Now, I make spelling mistakes and grammatical ones also but you know what I do, I use the damn Spell Check in the corner! Believe me it makes for much better reading!

Well, now that rant is over, I’ll just point out that I’ve said nothing different to what Draconias Galactica and Kharn said earlier in the thread.

Friend, make good note of peoples criticisms, there one of the most important things you can have as a writer!

I'll look forward to seeing some improvements in the next installation!

Ciaos
 
I was pressed for time when I wrote it, I'll spell check it after writing this. The pissing the guard off thing, I was presenting that guard as a guard that the others consider a fool, I should've had tho other guards laugh at him or something or just had him be a rude customer.

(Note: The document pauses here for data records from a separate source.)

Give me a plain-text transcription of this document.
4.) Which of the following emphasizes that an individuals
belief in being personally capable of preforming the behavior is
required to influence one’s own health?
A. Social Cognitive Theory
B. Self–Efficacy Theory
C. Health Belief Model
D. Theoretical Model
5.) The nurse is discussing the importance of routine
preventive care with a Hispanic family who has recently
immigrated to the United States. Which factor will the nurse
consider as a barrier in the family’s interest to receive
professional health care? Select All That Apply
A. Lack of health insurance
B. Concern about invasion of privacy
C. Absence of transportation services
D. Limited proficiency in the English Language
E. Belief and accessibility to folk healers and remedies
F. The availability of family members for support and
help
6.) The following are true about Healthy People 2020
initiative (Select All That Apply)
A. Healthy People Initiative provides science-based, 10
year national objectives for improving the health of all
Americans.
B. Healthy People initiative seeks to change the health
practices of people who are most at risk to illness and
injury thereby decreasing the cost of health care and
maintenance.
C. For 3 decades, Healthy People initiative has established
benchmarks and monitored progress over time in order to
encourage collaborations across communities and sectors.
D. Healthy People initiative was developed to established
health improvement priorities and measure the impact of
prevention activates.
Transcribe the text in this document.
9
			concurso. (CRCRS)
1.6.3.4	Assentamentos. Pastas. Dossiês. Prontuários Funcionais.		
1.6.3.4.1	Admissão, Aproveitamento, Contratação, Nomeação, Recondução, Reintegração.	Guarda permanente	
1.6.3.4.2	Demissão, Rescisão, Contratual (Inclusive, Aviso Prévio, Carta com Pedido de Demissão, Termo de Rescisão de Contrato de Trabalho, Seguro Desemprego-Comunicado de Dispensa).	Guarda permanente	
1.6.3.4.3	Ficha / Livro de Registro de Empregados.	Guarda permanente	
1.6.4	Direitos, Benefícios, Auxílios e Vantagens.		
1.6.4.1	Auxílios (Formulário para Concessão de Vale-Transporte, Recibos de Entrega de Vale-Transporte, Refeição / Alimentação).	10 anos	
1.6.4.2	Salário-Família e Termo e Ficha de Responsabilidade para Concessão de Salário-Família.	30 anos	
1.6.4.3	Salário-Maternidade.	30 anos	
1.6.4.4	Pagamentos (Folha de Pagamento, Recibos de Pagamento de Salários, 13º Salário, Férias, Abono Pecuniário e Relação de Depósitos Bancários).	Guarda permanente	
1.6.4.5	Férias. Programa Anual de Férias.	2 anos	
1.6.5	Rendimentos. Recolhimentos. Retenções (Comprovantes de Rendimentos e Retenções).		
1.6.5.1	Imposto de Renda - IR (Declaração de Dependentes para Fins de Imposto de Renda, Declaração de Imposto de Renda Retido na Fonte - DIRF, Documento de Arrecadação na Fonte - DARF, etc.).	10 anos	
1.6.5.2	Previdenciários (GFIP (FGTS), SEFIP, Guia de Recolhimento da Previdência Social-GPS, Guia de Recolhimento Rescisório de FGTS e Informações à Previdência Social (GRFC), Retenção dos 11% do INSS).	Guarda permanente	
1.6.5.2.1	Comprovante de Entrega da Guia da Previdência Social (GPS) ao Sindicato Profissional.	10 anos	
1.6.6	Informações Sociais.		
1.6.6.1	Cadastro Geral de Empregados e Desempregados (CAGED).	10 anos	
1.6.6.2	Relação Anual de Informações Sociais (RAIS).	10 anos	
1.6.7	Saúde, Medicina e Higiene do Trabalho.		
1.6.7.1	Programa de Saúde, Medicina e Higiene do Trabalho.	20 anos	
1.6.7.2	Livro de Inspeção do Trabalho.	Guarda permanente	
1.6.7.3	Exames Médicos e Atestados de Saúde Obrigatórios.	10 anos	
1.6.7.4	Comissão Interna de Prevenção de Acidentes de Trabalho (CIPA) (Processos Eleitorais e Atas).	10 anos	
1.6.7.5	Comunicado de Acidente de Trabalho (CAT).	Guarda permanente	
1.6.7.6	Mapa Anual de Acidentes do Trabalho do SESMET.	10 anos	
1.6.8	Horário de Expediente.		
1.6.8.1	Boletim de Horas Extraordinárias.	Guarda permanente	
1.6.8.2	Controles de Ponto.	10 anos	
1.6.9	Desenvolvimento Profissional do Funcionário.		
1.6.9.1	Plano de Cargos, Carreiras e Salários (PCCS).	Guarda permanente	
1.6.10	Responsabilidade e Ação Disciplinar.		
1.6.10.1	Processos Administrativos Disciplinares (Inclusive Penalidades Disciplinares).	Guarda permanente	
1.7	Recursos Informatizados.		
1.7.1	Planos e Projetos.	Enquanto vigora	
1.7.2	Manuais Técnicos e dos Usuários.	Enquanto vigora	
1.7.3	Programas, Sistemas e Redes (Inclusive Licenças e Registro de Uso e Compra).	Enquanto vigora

It is my first fan fic, after all, but I will listen to Y'alls advice.
 
Ok...

The pissing the guard off thing, I was presenting that guard as a guard that the others consider a fool, I should've had tho other guards laugh at him or something or just had him be a rude customer.

An example of not taking enough time with your writing. You need to add more description and elaborate on the situations happening. That way people will not interpret the story incorrectly.

Ok, it's your first Fan Fic so more the reason to listen to what other people are saying.

Like i said before. Pay attention to the evaluations people give you and you will improve greatly.

Good luck with the next part friend.
 
[3PD said:
PsychoSniper]I've allready written it, mostly. But I'm gona improve it.

Always a good idea. The greatest talents a writer can have is the patience to go back a bit later and review what he just wrote, instead of leaving it. Take your time, man, wait a while before posting what you've written...Yeah...
 
Ok, I've been trying to add my characther to the lone wanderers RP onthe RP fourm, but they didnt think he fit in well (neither did I, but I tried to mod him to avoid making a new chara) anyway, theyre gona kill him off (my idea) so there is nolonger any connection.